After a long break from modeling, Monique and I finally had some free time and got going with the models again. She’s still working on Moebius’ Invisible Man, and I’m still working on The Phantom.
I’ve got the base done, and am happy with it. Finished Devil, Phantom’s trained wolf, and he turned out pretty good. Now I’m finally working on The Phantom himself. The sculpt on this is magnificent… Lee Falk would be proud. I’ve really enjoyed working on this model.
Now that I’ve said that, let me backtrack slightly. Made some bad painting decisions on the Phantom, and have had to start him over. Twice. I always have trouble with flesh colors. Those pre-made bottles of flesh have always seemed a bit off to me. Too light, wrong tint, something. Sometimes, I can mix something with them and get an acceptable flesh. This time around, After a couple of tries, I took all the paint off, cleaned him back to ground zero, and started over. Found a great tutorial here, that taught how to mix colors for flesh tones. I’m decent at mixing colors to get what I want, but his directions made no sense to me at first. Nevertheless, I mixed Titanium White, Burnt Sienna, and Raw Sienna. (A sort of ‘rust red’ was also recommended for darker shading and warming up folds in the skin.) Put in mostly equal amounts of all three, and stirred. Well, holy cow… it worked! This mix is, hands down, the best flesh color I’ve ever used. I love it, and made up a fairly large batch for future use.
So, flesh tones ready to go, it was time to start painting (again). Usually, I do all the broad colors first, then paint over with the detailed colors. I am still learning a lot. This time, I tried detailing each color as I came to it, starting with the flesh. Face, hand, and the part of the hand attached to the wolf. Next, added the purple. Using ‘Purple’ straight out of the bottle seemed too bright, especially if dry brushing later. Mixed it with a few drops of black, for a very deep, rich purple. After that, started in with all the black.
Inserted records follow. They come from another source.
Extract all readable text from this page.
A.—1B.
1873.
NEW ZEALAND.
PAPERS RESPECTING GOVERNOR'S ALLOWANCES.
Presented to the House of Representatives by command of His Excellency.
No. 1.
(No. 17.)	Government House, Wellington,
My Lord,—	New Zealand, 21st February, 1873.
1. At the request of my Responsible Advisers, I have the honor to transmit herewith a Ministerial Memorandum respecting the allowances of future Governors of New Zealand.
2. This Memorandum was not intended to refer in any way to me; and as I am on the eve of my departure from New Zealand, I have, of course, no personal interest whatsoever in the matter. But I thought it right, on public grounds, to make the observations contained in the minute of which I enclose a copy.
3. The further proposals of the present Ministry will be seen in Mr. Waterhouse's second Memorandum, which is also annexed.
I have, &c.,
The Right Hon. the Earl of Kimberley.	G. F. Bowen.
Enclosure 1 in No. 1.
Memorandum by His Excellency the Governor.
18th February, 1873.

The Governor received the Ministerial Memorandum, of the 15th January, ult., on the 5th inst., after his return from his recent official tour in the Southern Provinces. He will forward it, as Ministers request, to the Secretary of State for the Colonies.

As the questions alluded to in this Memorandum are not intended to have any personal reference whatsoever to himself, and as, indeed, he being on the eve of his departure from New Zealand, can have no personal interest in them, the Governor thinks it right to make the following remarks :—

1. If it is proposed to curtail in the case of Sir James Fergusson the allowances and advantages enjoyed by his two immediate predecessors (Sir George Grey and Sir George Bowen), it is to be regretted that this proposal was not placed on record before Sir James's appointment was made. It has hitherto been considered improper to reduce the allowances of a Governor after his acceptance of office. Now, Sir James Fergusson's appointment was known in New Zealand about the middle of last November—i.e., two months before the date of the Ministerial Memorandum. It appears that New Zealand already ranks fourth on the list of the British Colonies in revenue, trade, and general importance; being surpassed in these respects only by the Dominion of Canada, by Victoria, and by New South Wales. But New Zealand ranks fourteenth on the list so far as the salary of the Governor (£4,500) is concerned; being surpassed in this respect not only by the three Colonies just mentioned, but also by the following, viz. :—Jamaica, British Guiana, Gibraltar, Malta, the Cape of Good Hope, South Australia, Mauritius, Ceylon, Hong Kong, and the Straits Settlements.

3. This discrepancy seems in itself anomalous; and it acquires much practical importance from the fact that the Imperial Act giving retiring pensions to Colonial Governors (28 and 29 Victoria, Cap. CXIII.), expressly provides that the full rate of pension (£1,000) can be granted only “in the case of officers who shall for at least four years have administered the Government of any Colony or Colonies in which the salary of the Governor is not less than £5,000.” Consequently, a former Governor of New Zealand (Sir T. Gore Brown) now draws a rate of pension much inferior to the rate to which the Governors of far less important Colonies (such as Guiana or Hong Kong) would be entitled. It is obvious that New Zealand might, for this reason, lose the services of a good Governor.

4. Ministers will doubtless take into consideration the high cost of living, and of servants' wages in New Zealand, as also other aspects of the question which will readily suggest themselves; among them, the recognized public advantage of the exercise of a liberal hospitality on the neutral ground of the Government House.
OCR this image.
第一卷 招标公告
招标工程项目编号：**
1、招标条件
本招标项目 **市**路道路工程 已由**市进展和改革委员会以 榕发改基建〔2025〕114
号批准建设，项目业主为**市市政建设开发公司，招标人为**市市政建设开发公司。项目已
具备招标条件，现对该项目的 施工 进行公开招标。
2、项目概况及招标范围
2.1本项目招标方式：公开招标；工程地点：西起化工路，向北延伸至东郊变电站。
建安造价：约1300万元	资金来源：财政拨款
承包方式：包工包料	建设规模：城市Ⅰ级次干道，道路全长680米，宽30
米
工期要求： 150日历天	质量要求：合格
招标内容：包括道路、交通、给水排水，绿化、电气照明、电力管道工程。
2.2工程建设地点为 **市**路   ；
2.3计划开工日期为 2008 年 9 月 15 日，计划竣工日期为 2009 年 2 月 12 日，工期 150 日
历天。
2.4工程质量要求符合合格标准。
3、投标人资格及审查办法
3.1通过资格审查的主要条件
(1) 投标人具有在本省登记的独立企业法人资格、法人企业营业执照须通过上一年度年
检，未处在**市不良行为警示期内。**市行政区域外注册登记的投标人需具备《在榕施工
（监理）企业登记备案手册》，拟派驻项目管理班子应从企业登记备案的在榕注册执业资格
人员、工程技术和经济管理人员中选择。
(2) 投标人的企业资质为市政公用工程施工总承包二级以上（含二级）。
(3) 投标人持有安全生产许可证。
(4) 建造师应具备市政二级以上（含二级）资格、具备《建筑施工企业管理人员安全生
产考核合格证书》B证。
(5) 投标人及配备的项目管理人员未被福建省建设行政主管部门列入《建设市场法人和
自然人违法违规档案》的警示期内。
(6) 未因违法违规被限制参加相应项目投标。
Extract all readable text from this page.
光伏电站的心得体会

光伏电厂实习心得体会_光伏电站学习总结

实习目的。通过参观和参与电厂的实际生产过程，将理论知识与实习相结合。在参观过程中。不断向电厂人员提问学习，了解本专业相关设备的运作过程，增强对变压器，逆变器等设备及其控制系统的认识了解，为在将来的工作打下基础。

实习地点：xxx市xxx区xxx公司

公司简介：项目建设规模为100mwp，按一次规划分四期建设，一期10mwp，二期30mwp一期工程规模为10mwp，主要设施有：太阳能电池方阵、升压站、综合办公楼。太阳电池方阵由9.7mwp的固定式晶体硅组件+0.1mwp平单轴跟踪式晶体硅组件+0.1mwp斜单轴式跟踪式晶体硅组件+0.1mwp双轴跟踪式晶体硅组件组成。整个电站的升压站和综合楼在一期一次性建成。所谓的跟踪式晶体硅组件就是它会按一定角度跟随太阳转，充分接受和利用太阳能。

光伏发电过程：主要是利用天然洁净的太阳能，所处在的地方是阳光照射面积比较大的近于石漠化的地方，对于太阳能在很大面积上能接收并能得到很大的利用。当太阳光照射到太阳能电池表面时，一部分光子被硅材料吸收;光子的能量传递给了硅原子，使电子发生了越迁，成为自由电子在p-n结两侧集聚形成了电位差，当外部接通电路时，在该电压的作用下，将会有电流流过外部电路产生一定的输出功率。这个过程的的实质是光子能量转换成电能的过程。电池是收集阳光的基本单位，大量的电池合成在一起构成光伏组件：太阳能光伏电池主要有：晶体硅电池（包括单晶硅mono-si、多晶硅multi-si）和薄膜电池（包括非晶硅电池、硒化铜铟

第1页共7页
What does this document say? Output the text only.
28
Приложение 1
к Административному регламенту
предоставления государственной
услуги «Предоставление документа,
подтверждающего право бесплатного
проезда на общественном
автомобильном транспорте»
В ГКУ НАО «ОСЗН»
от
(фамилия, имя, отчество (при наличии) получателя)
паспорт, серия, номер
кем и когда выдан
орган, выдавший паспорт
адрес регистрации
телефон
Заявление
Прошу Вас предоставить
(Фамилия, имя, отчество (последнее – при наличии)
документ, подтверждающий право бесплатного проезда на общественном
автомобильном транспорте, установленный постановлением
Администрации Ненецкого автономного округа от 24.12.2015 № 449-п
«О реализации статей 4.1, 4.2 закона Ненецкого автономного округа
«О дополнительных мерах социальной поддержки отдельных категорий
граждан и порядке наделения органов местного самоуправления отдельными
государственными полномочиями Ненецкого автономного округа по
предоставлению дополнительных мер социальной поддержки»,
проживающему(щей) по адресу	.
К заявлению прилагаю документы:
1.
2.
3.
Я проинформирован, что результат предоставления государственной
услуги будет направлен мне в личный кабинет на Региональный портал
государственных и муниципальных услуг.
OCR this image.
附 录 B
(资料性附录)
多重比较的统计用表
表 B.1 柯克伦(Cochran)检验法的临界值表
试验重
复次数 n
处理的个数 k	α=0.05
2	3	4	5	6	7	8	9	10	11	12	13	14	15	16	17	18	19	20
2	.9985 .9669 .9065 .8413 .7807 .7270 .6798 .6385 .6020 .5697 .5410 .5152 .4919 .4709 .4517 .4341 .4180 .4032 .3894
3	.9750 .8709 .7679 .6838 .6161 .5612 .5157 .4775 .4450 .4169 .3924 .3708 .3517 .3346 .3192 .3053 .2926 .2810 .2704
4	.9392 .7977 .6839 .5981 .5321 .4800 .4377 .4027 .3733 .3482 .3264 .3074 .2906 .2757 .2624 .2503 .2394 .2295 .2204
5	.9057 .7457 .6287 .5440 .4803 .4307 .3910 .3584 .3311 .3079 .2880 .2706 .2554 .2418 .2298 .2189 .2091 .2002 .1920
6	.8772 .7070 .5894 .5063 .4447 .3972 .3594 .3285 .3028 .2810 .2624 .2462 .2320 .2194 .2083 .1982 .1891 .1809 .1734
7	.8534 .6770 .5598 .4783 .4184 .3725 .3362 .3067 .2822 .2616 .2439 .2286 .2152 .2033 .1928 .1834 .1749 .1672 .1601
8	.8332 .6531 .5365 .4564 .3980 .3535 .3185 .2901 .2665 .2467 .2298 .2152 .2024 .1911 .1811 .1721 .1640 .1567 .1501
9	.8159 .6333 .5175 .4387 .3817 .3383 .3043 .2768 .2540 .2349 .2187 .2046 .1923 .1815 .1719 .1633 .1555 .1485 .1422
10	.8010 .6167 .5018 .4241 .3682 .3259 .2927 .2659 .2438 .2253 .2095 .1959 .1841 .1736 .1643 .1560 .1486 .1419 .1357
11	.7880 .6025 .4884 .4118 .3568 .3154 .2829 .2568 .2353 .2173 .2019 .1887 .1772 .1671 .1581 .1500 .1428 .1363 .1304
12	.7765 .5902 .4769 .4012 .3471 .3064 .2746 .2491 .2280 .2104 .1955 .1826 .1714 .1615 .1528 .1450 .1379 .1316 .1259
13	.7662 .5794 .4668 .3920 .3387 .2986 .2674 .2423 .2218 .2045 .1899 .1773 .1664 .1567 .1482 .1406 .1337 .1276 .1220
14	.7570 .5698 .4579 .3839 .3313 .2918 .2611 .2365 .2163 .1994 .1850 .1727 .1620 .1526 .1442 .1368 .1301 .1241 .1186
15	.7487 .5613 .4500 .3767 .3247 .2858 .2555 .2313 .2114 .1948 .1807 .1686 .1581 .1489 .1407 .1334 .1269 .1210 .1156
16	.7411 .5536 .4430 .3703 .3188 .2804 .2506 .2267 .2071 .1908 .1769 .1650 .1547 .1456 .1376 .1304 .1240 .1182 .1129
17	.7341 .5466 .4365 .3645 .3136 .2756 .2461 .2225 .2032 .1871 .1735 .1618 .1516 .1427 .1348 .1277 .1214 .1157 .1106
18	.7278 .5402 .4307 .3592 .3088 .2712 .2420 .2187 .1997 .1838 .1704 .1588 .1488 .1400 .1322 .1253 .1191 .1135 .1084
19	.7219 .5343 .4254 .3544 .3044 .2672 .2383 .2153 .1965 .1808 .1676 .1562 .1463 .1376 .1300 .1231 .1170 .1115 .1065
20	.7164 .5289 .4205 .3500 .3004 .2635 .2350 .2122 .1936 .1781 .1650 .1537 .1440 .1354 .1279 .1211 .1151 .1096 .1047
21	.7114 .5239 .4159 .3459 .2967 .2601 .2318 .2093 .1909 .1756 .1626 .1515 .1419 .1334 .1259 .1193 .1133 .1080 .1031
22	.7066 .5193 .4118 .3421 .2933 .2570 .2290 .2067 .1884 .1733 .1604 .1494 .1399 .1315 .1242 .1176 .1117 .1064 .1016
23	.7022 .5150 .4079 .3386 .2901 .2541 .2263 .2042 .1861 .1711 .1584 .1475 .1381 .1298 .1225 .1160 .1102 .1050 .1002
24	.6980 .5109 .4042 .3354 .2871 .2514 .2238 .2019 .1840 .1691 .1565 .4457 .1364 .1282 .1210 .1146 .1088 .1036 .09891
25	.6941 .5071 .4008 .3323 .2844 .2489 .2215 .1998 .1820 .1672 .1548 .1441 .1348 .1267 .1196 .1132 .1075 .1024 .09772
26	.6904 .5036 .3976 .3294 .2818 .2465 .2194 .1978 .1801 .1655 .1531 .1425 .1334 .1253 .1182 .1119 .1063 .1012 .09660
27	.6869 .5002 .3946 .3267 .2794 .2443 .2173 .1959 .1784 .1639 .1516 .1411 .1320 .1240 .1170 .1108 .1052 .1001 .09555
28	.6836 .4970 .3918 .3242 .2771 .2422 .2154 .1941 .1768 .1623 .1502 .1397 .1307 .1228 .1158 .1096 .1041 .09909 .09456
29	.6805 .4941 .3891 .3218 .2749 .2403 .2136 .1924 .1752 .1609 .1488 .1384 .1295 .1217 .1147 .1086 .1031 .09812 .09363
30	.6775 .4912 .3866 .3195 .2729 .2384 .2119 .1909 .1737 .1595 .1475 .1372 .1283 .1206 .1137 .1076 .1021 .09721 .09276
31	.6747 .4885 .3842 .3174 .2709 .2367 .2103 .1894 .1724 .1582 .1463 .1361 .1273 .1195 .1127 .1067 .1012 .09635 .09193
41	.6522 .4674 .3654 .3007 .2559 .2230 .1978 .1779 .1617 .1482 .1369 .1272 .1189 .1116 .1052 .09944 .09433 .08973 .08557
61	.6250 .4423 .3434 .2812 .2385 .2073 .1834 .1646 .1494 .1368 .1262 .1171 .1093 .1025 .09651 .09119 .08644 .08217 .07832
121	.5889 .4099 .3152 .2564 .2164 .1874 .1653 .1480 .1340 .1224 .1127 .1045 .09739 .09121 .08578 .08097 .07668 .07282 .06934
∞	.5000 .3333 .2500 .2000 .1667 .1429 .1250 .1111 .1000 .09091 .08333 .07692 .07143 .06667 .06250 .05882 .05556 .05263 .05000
Another problem I often have is grittiness in the finished paint surface. With an airbrush, that might not be a problem. We lack the airbrush, so it’s all by hand. Most of the time, I use a large Avon makeup brush to smooth it out, with minor success. Again, this time I really wanted my best foot foward. On a hunch, I made sure to dampen my brush lightly with water in between strokes.
That turned out to be an excellent solution. Maybe it’s a rookie mistake, but I figured it out on my own and am very happy knowing about it. Don’t yet know how that’s going to work when it’s time to dry brush, but that bridge will get crossed when the time comes.
All that brings me up to date. He’s been re-primered with a lighter coat of grey. Has the first coats of flesh, black, and purple. Still have to add black to his trunks, and do the detailed corrections. (Yes, I make mistakes… usually when trying to detail a fine edge.) Then I’ll see how the dry brushing goes.